The delivery of Corry’s letter represents the culmination of much effort from within The Review to get our ideas to the student body. It all started after students passed an advisory referendum on the issue in last year’s election. The success of the referendum demonstrated that most students desire door-to-door distribution. Although the issue of door-to-door distribution had been important for The Review before the referendum, the student support provided enough extra motivation to take action.
Indeed, action was taken. Several editorials and news stories were written on the subject. The Foundation for Individual Rights in Education (FIRE) was contacted, and strategy meetings were convened. Meanwhile, the Associated Students of Stanford University (ASSU) Senate passed a bill calling for a change in the policy and met with Resident Fellows (RFs, the faculty members living in dormitories) and asked them to put their door-to-door policy up for vote among their residents. Few RFs responded, and the policy remained the same. Many individual RFs continued to arbitrarily prohibit door-to-door distribution of publications in their dormitories.

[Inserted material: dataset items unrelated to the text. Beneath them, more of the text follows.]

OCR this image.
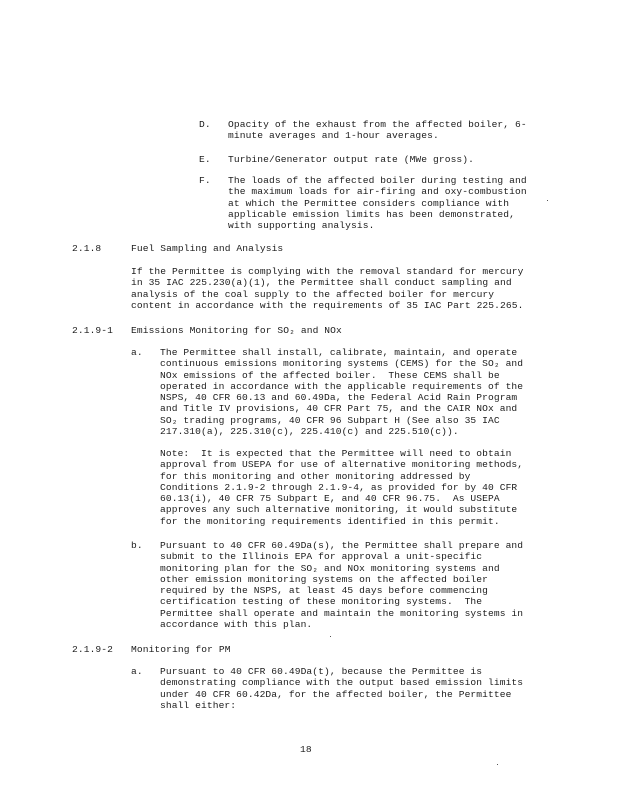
D. Opacity of the exhaust from the affected boiler, 6-
minute averages and 1-hour averages.
E. Turbine/Generator output rate (MWe gross).
F. The loads of the affected boiler during testing and
the maximum loads for air-firing and oxy-combustion
at which the Permittee considers compliance with
applicable emission limits has been demonstrated,
with supporting analysis.
2.1.8	Fuel Sampling and Analysis
If the Permittee is complying with the removal standard for mercury
in 35 IAC 225.230(a)(1), the Permittee shall conduct sampling and
analysis of the coal supply to the affected boiler for mercury
content in accordance with the requirements of 35 IAC Part 225.265.
2.1.9-1 Emissions Monitoring for SO₂ and NOx
a. The Permittee shall install, calibrate, maintain, and operate
continuous emissions monitoring systems (CEMS) for the SO₂ and
NOx emissions of the affected boiler.  These CEMS shall be
operated in accordance with the applicable requirements of the
NSPS, 40 CFR 60.13 and 60.49Da, the Federal Acid Rain Program
and Title IV provisions, 40 CFR Part 75, and the CAIR NOx and
SO₂ trading programs, 40 CFR 96 Subpart H (See also 35 IAC
217.310(a), 225.310(c), 225.410(c) and 225.510(c)).
Note:  It is expected that the Permittee will need to obtain
approval from USEPA for use of alternative monitoring methods,
for this monitoring and other monitoring addressed by
Conditions 2.1.9-2 through 2.1.9-4, as provided for by 40 CFR
60.13(i), 40 CFR 75 Subpart E, and 40 CFR 96.75.  As USEPA
approves any such alternative monitoring, it would substitute
for the monitoring requirements identified in this permit.
b. Pursuant to 40 CFR 60.49Da(s), the Permittee shall prepare and
submit to the Illinois EPA for approval a unit-specific
monitoring plan for the SO₂ and NOx monitoring systems and
other emission monitoring systems on the affected boiler
required by the NSPS, at least 45 days before commencing
certification testing of these monitoring systems.  The
Permittee shall operate and maintain the monitoring systems in
accordance with this plan.
2.1.9-2 Monitoring for PM
a. Pursuant to 40 CFR 60.49Da(t), because the Permittee is
demonstrating compliance with the output based emission limits
under 40 CFR 60.42Da, for the affected boiler, the Permittee
shall either:
18
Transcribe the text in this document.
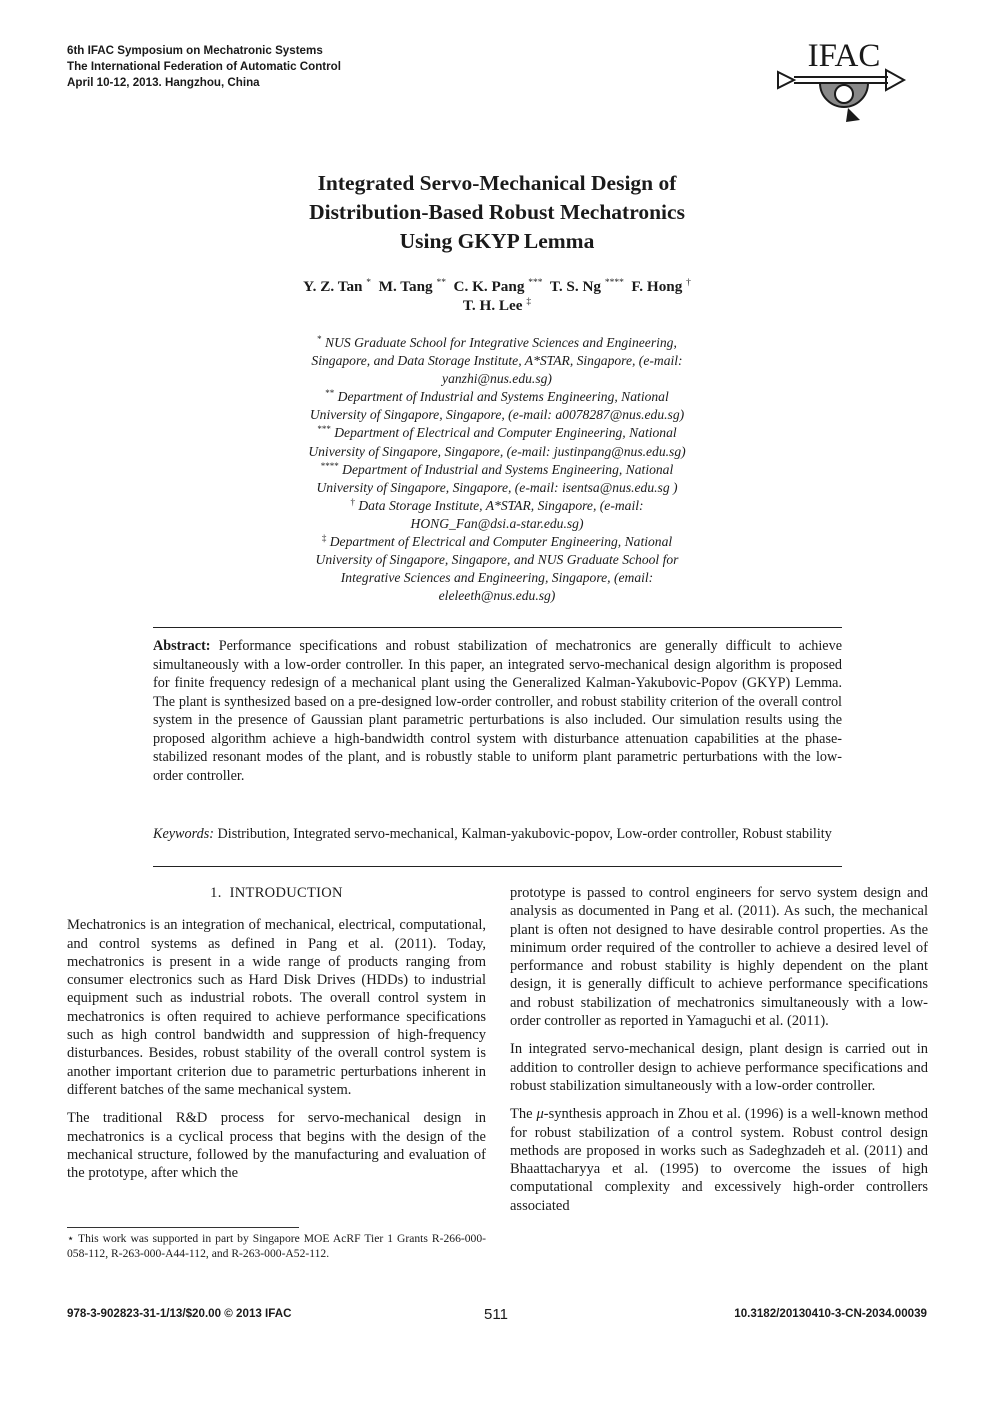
6th IFAC Symposium on Mechatronic Systems
The International Federation of Automatic Control
April 10-12, 2013. Hangzhou, China
IFAC
Integrated Servo-Mechanical Design of
Distribution-Based Robust Mechatronics
Using GKYP Lemma
Y. Z. Tan * M. Tang ** C. K. Pang *** T. S. Ng **** F. Hong †
T. H. Lee ‡
* NUS Graduate School for Integrative Sciences and Engineering,
Singapore, and Data Storage Institute, A*STAR, Singapore, (e-mail:
yanzhi@nus.edu.sg)
** Department of Industrial and Systems Engineering, National
University of Singapore, Singapore, (e-mail: a0078287@nus.edu.sg)
*** Department of Electrical and Computer Engineering, National
University of Singapore, Singapore, (e-mail: justinpang@nus.edu.sg)
**** Department of Industrial and Systems Engineering, National
University of Singapore, Singapore, (e-mail: isentsa@nus.edu.sg )
† Data Storage Institute, A*STAR, Singapore, (e-mail:
HONG_Fan@dsi.a-star.edu.sg)
‡ Department of Electrical and Computer Engineering, National
University of Singapore, Singapore, and NUS Graduate School for
Integrative Sciences and Engineering, Singapore, (email:
eleleeth@nus.edu.sg)
Abstract: Performance specifications and robust stabilization of mechatronics are generally difficult to achieve simultaneously with a low-order controller. In this paper, an integrated servo-mechanical design algorithm is proposed for finite frequency redesign of a mechanical plant using the Generalized Kalman-Yakubovic-Popov (GKYP) Lemma. The plant is synthesized based on a pre-designed low-order controller, and robust stability criterion of the overall control system in the presence of Gaussian plant parametric perturbations is also included. Our simulation results using the proposed algorithm achieve a high-bandwidth control system with disturbance attenuation capabilities at the phase-stabilized resonant modes of the plant, and is robustly stable to uniform plant parametric perturbations with the low-order controller.
Keywords: Distribution, Integrated servo-mechanical, Kalman-yakubovic-popov, Low-order controller, Robust stability
1. INTRODUCTION

Mechatronics is an integration of mechanical, electrical, computational, and control systems as defined in Pang et al. (2011). Today, mechatronics is present in a wide range of products ranging from consumer electronics such as Hard Disk Drives (HDDs) to industrial equipment such as industrial robots. The overall control system in mechatronics is often required to achieve performance specifications such as high control bandwidth and suppression of high-frequency disturbances. Besides, robust stability of the overall control system is another important criterion due to parametric perturbations inherent in different batches of the same mechanical system.

The traditional R&D process for servo-mechanical design in mechatronics is a cyclical process that begins with the design of the mechanical structure, followed by the manufacturing and evaluation of the prototype, after which the

⋆ This work was supported in part by Singapore MOE AcRF Tier 1 Grants R-266-000-058-112, R-263-000-A44-112, and R-263-000-A52-112.

prototype is passed to control engineers for servo system design and analysis as documented in Pang et al. (2011). As such, the mechanical plant is often not designed to have desirable control properties. As the minimum order required of the controller to achieve a desired level of performance and robust stability is highly dependent on the plant design, it is generally difficult to achieve performance specifications and robust stabilization of mechatronics simultaneously with a low-order controller as reported in Yamaguchi et al. (2011).

In integrated servo-mechanical design, plant design is carried out in addition to controller design to achieve performance specifications and robust stabilization simultaneously with a low-order controller.

The μ-synthesis approach in Zhou et al. (1996) is a well-known method for robust stabilization of a control system. Robust control design methods are proposed in works such as Sadeghzadeh et al. (2011) and Bhaattacharyya et al. (1995) to overcome the issues of high computational complexity and excessively high-order controllers associated

978-3-902823-31-1/13/$20.00 © 2013 IFAC	511	10.3182/20130410-3-CN-2034.00039
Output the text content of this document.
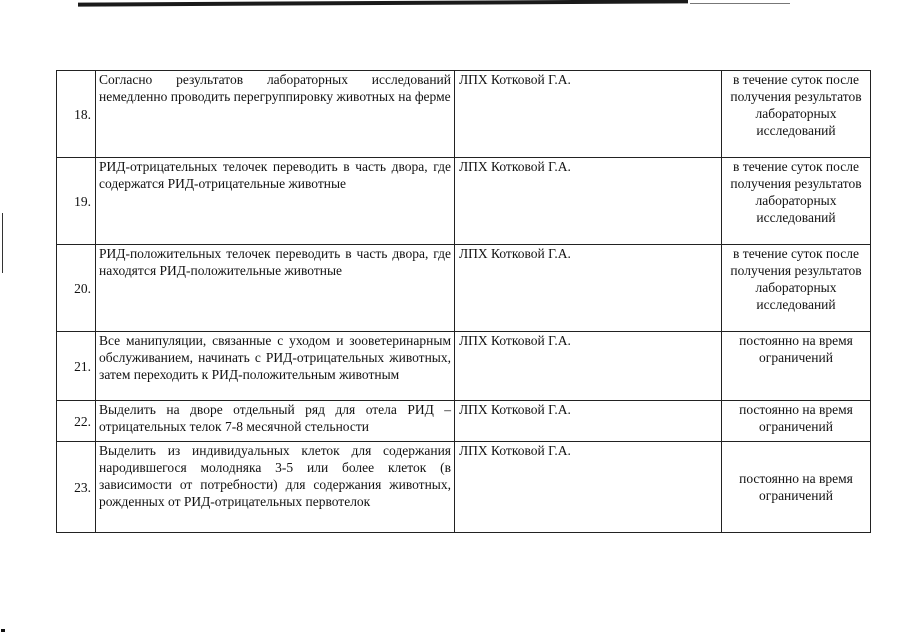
18.	Согласно результатов лабораторных исследований немедленно проводить перегруппировку животных на ферме	ЛПХ Котковой Г.А.	в течение суток после получения результатов лабораторных исследований
19.	РИД-отрицательных телочек переводить в часть двора, где содержатся РИД-отрицательные животные	ЛПХ Котковой Г.А.	в течение суток после получения результатов лабораторных исследований
20.	РИД-положительных телочек переводить в часть двора, где находятся РИД-положительные животные	ЛПХ Котковой Г.А.	в течение суток после получения результатов лабораторных исследований
21.	Все манипуляции, связанные с уходом и зооветеринарным обслуживанием, начинать с РИД-отрицательных животных, затем переходить к РИД-положительным животным	ЛПХ Котковой Г.А.	постоянно на время ограничений
22.	Выделить на дворе отдельный ряд для отела РИД – отрицательных телок 7-8 месячной стельности	ЛПХ Котковой Г.А.	постоянно на время ограничений
23.	Выделить из индивидуальных клеток для содержания народившегося молодняка 3-5 или более клеток (в зависимости от потребности) для содержания животных, рожденных от РИД-отрицательных первотелок	ЛПХ Котковой Г.А.	постоянно на время ограничений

At that state, The Review began investigating more ambitious solutions. Research had shown that similar publications had countered similar policies by simply ignoring them. The choice was made, by a commission from within The Review, to distribute issue 5 of the last volume door-to-door, despite the policy. We considered the distribution an act of “civil disobedience.” Several residence staffs objected to our protest and reported our actions to Residential Education (ResEd). A complaint was filed, and we are still weathering the Organization Conduct Board process that resulted. Sanctions will likely result.
Things then became serious. We were indicted by the University for violating, along with the door-to-door policy, the Fundamental Standard. Meanwhile, several other circulars, including campaign literature for Lyndon LaRouche, continued to distribute door-to-door without consequence. We saw the University’s subjective enforcement of the policy as a clear case of censorship. We contacted attorney Rob Corry, who successfully litigated against Stanford in 1994 over an interpretation of the Fundamental Standard that placed restrictions on speech. Corry recognized that we had a good case, and we began discussing how to proceed.
Meanwhile, members of The Review contacted Director or Residential Education Jane Camarillo. We were saddened and surprised that Camarillo refused to meet with us, as she is the person in charge of establishing ResEd policies—such as door-to-door distribution. We instead met with one of the Assistant Directors, Josh Schiller. Unfortunately, Schiller did not have authority over the policy, and could only communicate our concerns to Camarillo. A dialogue could not be established.
As we saw it, we were left with no choice but to use the “legal option.” The administrator in-charge of the distribution policy would not communicate with us. Many RFs refused to put their policies up for vote, and The Review was facing possible sanctions. To give the University a chance to avoid going to court over this issue, we sent a letter to President Hennessy, Vice Provost of Student Affairs Greg Boardman, and the University General Counsel to rescind the current policy or consider a compromise. As Corry aptly stated in his letter, “this letter is Stanford’s chance to avoid once again being on the wrong side of free speech.” We are still waiting for a response from the University.
So what separates our case from those litigated by John Edwards and similar trial lawyers? Unlike such cases, we are not exploiting the judicial system for personal gain. We are not suing for damages. We will not, by the nature of our case, gain wealth by suing Stanford. We are fighting for the protection of our most fundamental rights—not for a violation of some abstract provision.
Our cause, ultimately, is for the sake of the University, not The Review. We believe an open door-to-door distribution policy is necessary for the preservation of an intellectual dialogue on-campus. A legal battle could last years—well beyond the tenure of many Review staff members. We want to change the policy for the benefit of future Stanford students. We envision a Stanford, sometime in the future, where students can freely disseminate their hard work and creative ideas to their peers. Let’s hope that we can realize this dream sooner than later.
I anxiously await Stanford’s response to Corry’s letter. I sincerely hope that the University decides to save its resources by avoiding a costly legal battle and recognizing and respecting the needs and desires of its students.